5. Changes in other sections of Chapter VI A
The other Sections under Chapter VI A are also expected to undergo a change where the tax-free limits would increase. “The limit of exemption under Section 80TTA is expected to increase to Rs 20,000 from the current Rs 10,000. Moreover, interest earned on fixed deposit schemes might also be allowed as a deduction under the increased limit. Similarly, the allowed time to claim deduction on interest payment on education loans is expected to increase to 15-20 years to promote education,” says CA Abhishek Soni, Founder, tax2win.in.
6. Reverting to tax-exempt regime on LTCG gains
To boost investor confidence and incentivize infusion of further capital into the economy, the government may evaluate a move back to the tax exempt regime on Long Term Capital Gains earned from transfer of equity shares of a company or a unit of equity-oriented mutual funds on which securities transaction tax has been paid at the time of acquisition, and correspondingly increase the period of classification of long term to 24 months from the current period of 12 months.

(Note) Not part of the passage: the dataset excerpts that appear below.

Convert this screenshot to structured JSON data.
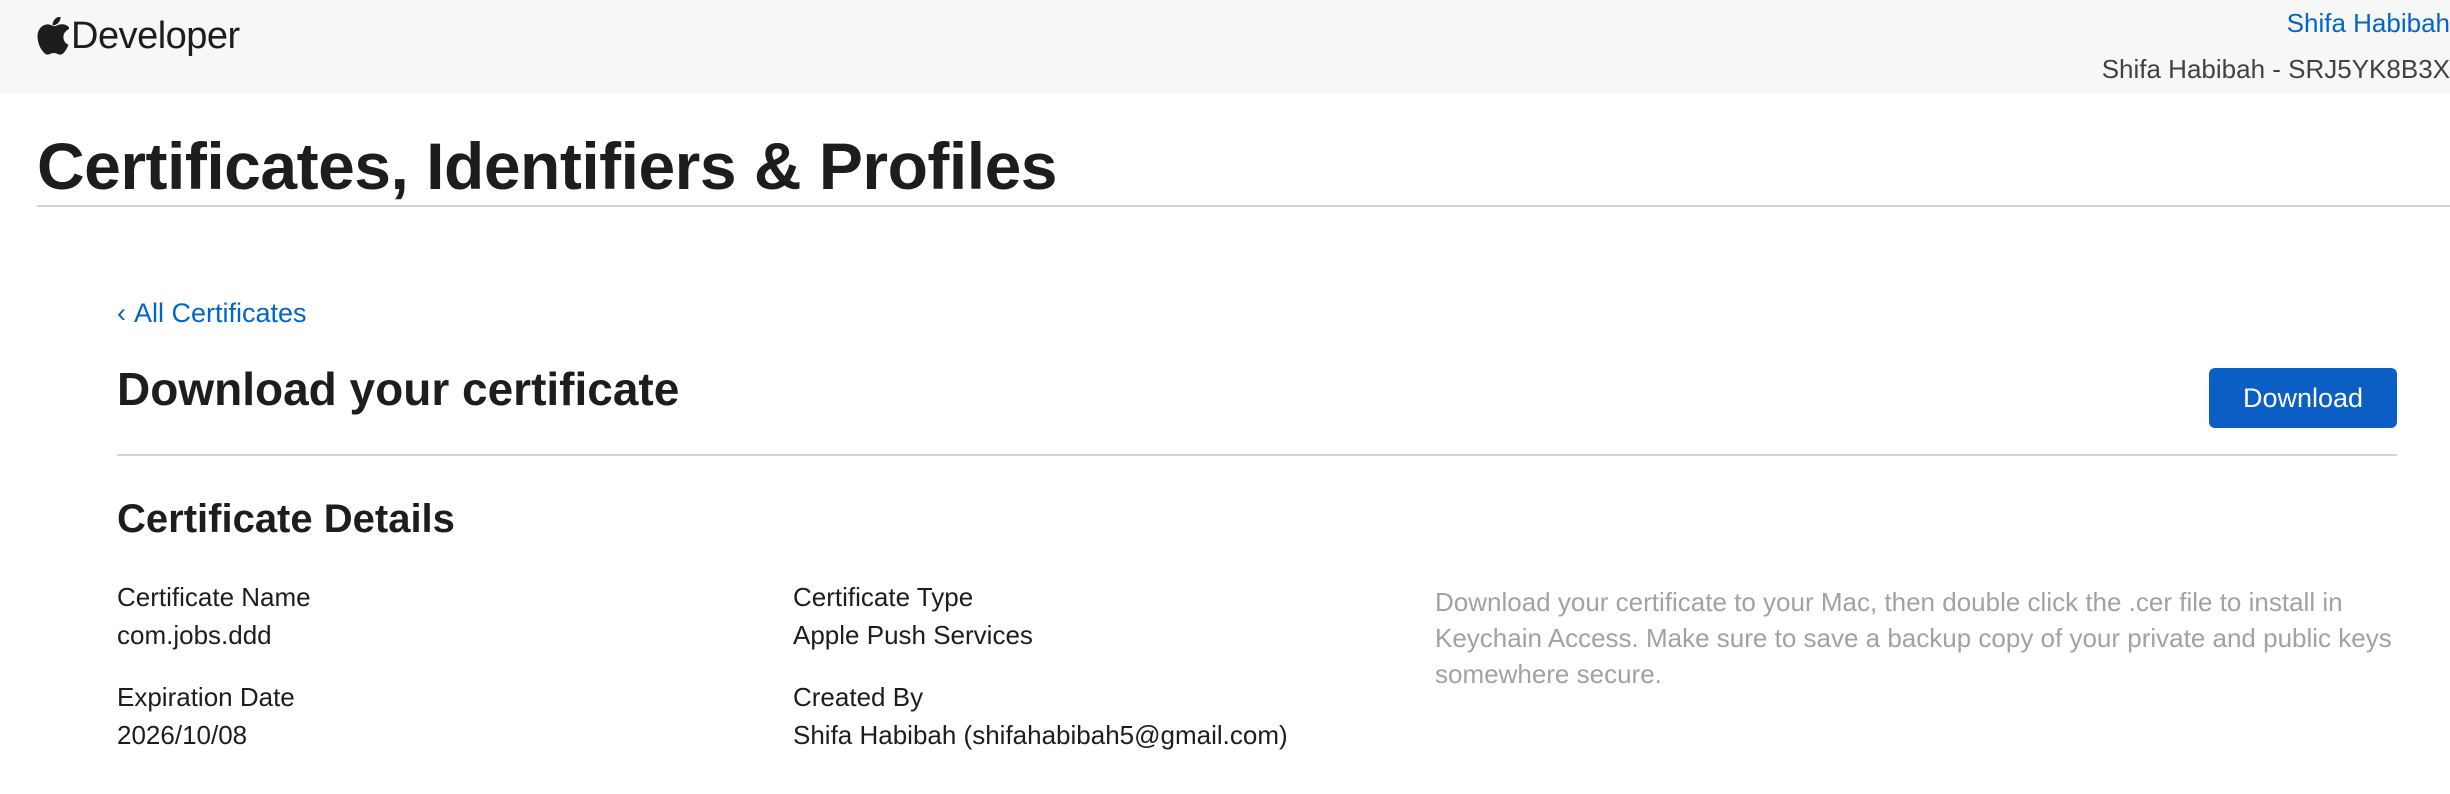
{
  "header": {
    "brand_label": "Developer",
    "account_name": "Shifa Habibah",
    "account_team": "Shifa Habibah - SRJ5YK8B3X"
  },
  "page": {
    "title": "Certificates, Identifiers & Profiles"
  },
  "breadcrumb": {
    "chevron": "‹",
    "back_label": "All Certificates"
  },
  "section": {
    "title": "Download your certificate",
    "download_label": "Download"
  },
  "details": {
    "title": "Certificate Details",
    "fields": [
      {
        "label": "Certificate Name",
        "value": "com.jobs.ddd"
      },
      {
        "label": "Certificate Type",
        "value": "Apple Push Services"
      },
      {
        "label": "Expiration Date",
        "value": "2026/10/08"
      },
      {
        "label": "Created By",
        "value": "Shifa Habibah (shifahabibah5@gmail.com)"
      }
    ],
    "help_text": "Download your certificate to your Mac, then double click the .cer file to install in Keychain Access. Make sure to save a backup copy of your private and public keys somewhere secure."
  },
  "colors": {
    "link": "#0066cc",
    "button": "#0a5ec4",
    "muted_text": "#a1a1a6",
    "topbar": "#f7f7f7"
  },
  "icons": {
    "brand": "apple-logo-icon",
    "back": "chevron-left-icon"
  }
}
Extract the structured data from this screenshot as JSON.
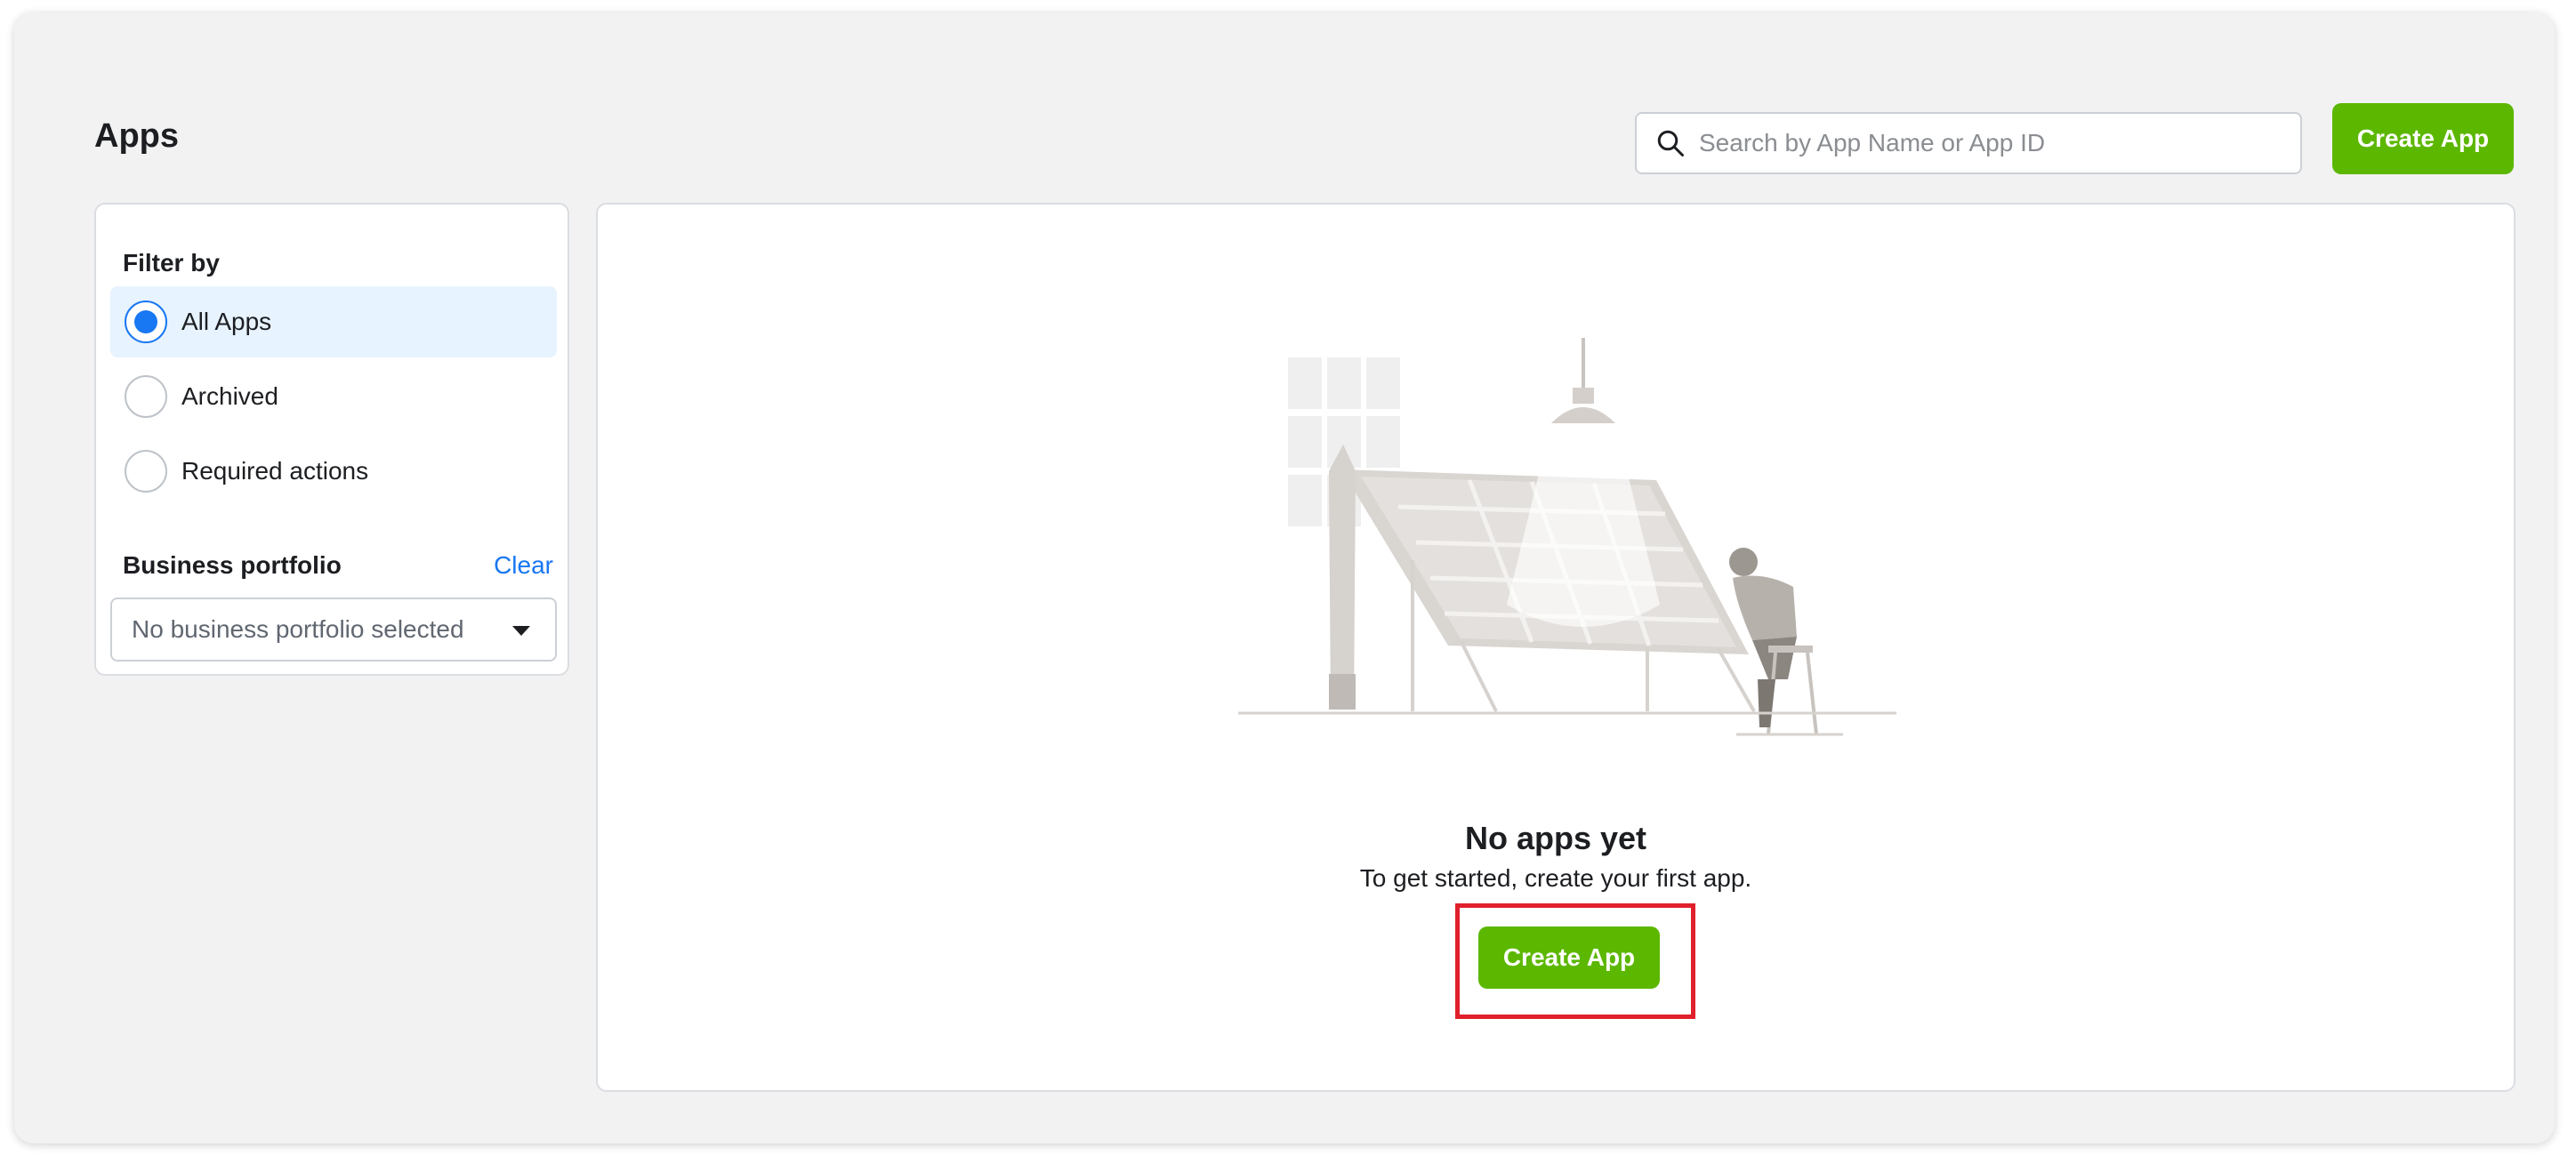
{
  "page": {
    "title": "Apps"
  },
  "search": {
    "placeholder": "Search by App Name or App ID",
    "icon": "search-icon"
  },
  "header": {
    "create_label": "Create App"
  },
  "filter": {
    "title": "Filter by",
    "options": [
      {
        "label": "All Apps",
        "selected": true
      },
      {
        "label": "Archived",
        "selected": false
      },
      {
        "label": "Required actions",
        "selected": false
      }
    ],
    "business_portfolio": {
      "title": "Business portfolio",
      "clear_label": "Clear",
      "select_value": "No business portfolio selected"
    }
  },
  "empty_state": {
    "title": "No apps yet",
    "subtitle": "To get started, create your first app.",
    "create_label": "Create App"
  },
  "colors": {
    "accent": "#5cb700",
    "link": "#1877f2",
    "selected_bg": "#e7f3ff",
    "highlight": "#e0202c"
  }
}
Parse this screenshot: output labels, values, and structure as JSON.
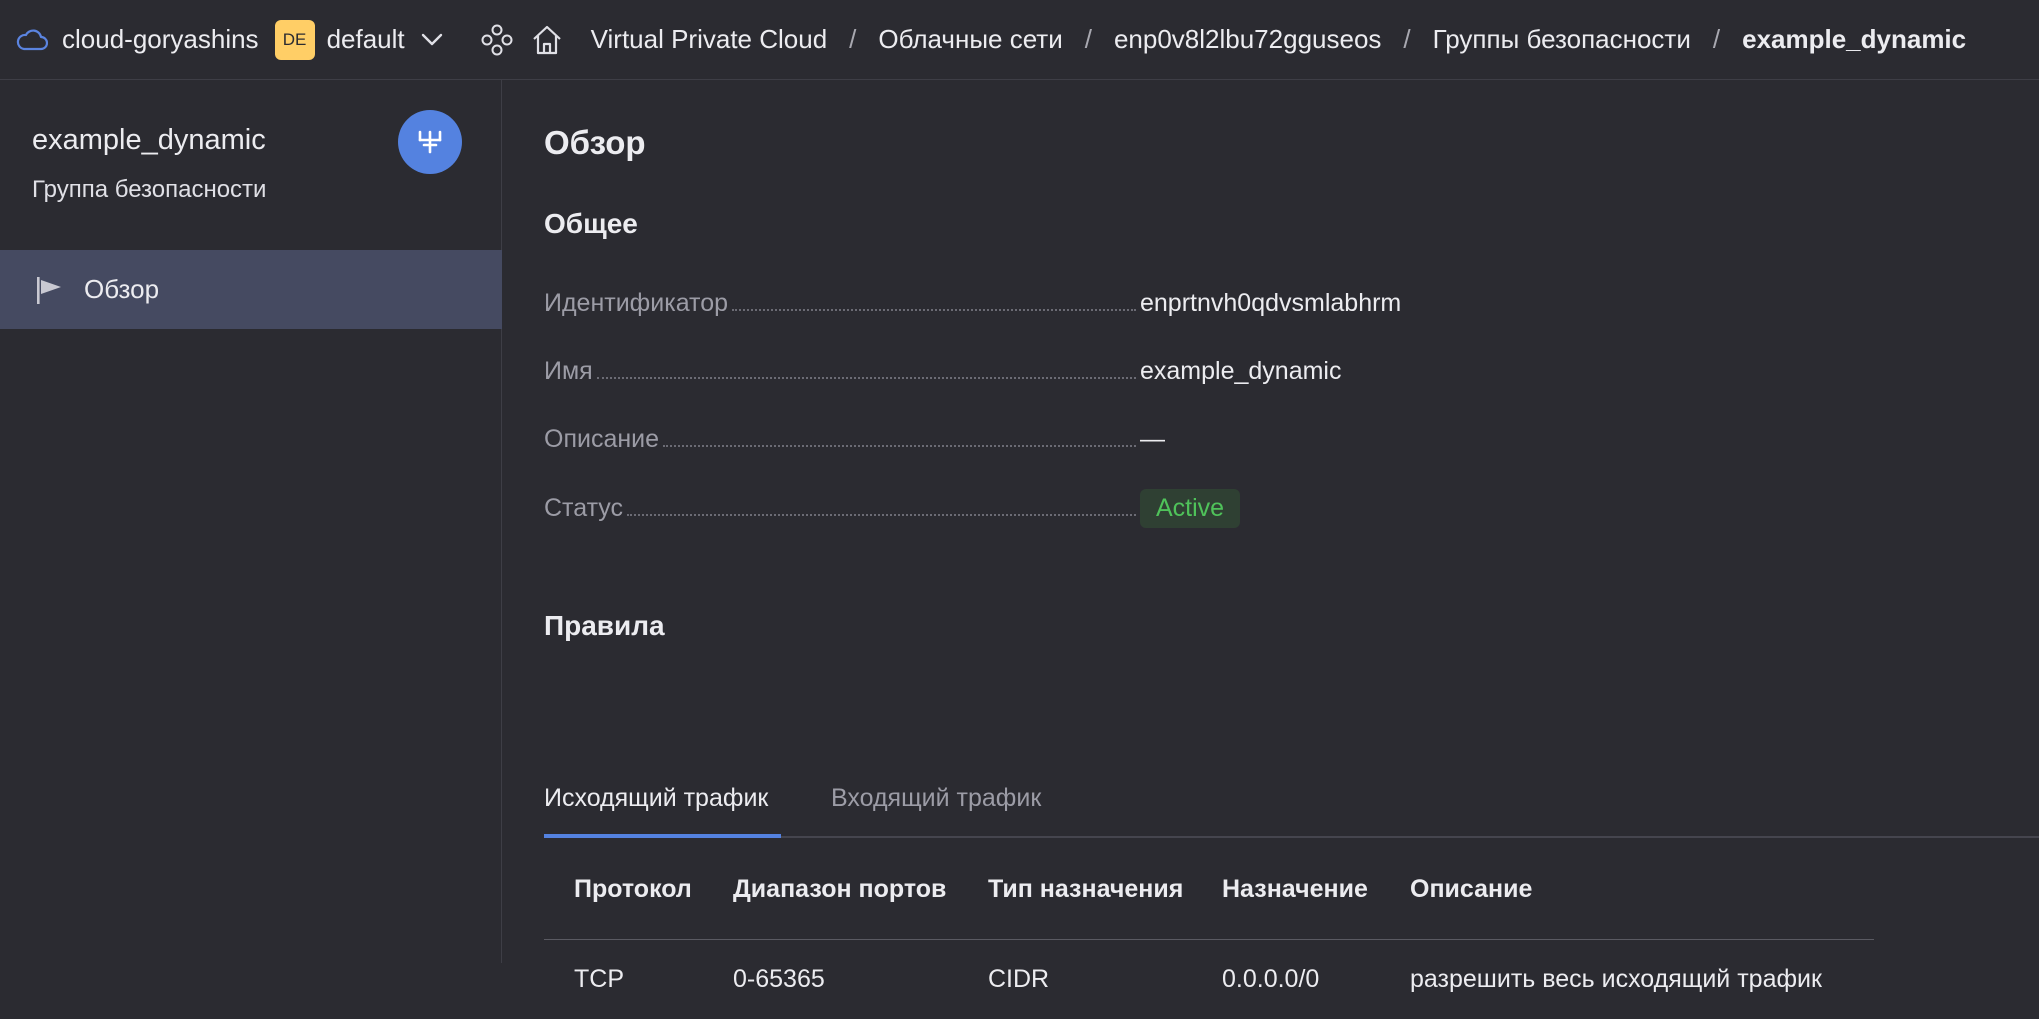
{
  "topbar": {
    "cloud_name": "cloud-goryashins",
    "folder_badge": "DE",
    "folder_name": "default",
    "icons": {
      "cloud": "cloud-icon",
      "chevron": "chevron-down-icon",
      "services": "services-icon",
      "home": "home-icon"
    }
  },
  "breadcrumbs": [
    "Virtual Private Cloud",
    "Облачные сети",
    "enp0v8l2lbu72gguseos",
    "Группы безопасности",
    "example_dynamic"
  ],
  "breadcrumb_separator": "/",
  "sidebar": {
    "title": "example_dynamic",
    "subtitle": "Группа безопасности",
    "resource_icon": "security-group-icon",
    "items": [
      {
        "label": "Обзор",
        "icon": "flag-icon",
        "active": true
      }
    ]
  },
  "main": {
    "page_title": "Обзор",
    "general_title": "Общее",
    "properties": [
      {
        "key": "Идентификатор",
        "value": "enprtnvh0qdvsmlabhrm"
      },
      {
        "key": "Имя",
        "value": "example_dynamic"
      },
      {
        "key": "Описание",
        "value": "—"
      },
      {
        "key": "Статус",
        "value": "Active"
      }
    ],
    "rules_title": "Правила",
    "tabs": [
      {
        "label": "Исходящий трафик",
        "active": true
      },
      {
        "label": "Входящий трафик",
        "active": false
      }
    ],
    "table": {
      "headers": [
        "Протокол",
        "Диапазон портов",
        "Тип назначения",
        "Назначение",
        "Описание"
      ],
      "rows": [
        [
          "TCP",
          "0-65365",
          "CIDR",
          "0.0.0.0/0",
          "разрешить весь исходящий трафик"
        ]
      ]
    }
  },
  "colors": {
    "background": "#2b2b31",
    "accent": "#5482e0",
    "active_nav": "#454a61",
    "folder_badge": "#ffce66",
    "status_active": "#4fc25a"
  }
}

7. Bigger tax sops for home buyers
The Modi government wants to provide Housing for All by 2022. However, keeping in view the current status of real estate and give a boost to the buyer sentiment, a lot of things are required to be done.
“To reignite the momentum in the real estate sector and give some relief to home buyers, the government may consider a few measures such as enhancing the standard deduction of 30% of Net Annual Value to 50%, enhancing current limit of deduction for interest payable on housing loan on self-occupied properties to Rs 4 lakh p.a. from Rs 2 lakh p.a., moderation of limit of Rs 2 lakh for set-off of loss from house property against any other head of income, separate deduction for pre-construction period interest, among others,” says Sirwalla.
8. Add more cities under metropolitan’s umbrella for HRA
An employee can claim exemptions for HRA if he pays rent for his residential accommodation. As of now, higher deductions are allowed if the employee is living in any of the four big metropolitan cities, i.e., Mumbai, Delhi, Kolkata and Chennai. Currently, the rental charges for a house in cities like Bengaluru or Hyderabad are equal to or higher than what a tenant in Delhi or Kolkata has to pay for an equivalent house.
“Many Indian cities have developed employment opportunities in the last two decades and, accordingly, rental charges have also increased manifold. Therefore, there is an urgent need of inclusion of many other cities in this category, such as Gurgaon, Bengaluru, Noida, Hyderabad, Pune, Jaipur, Ahmedabad, among others,” says Wadhwa.
It is clear, thus, that the Finance Minister will have a daunting task of managing the expectations of the common man vis-a-vis their fiscal balance sheet. However, what happens in the budget and whether the expectations of taxpayers are met or not, remains to be seen.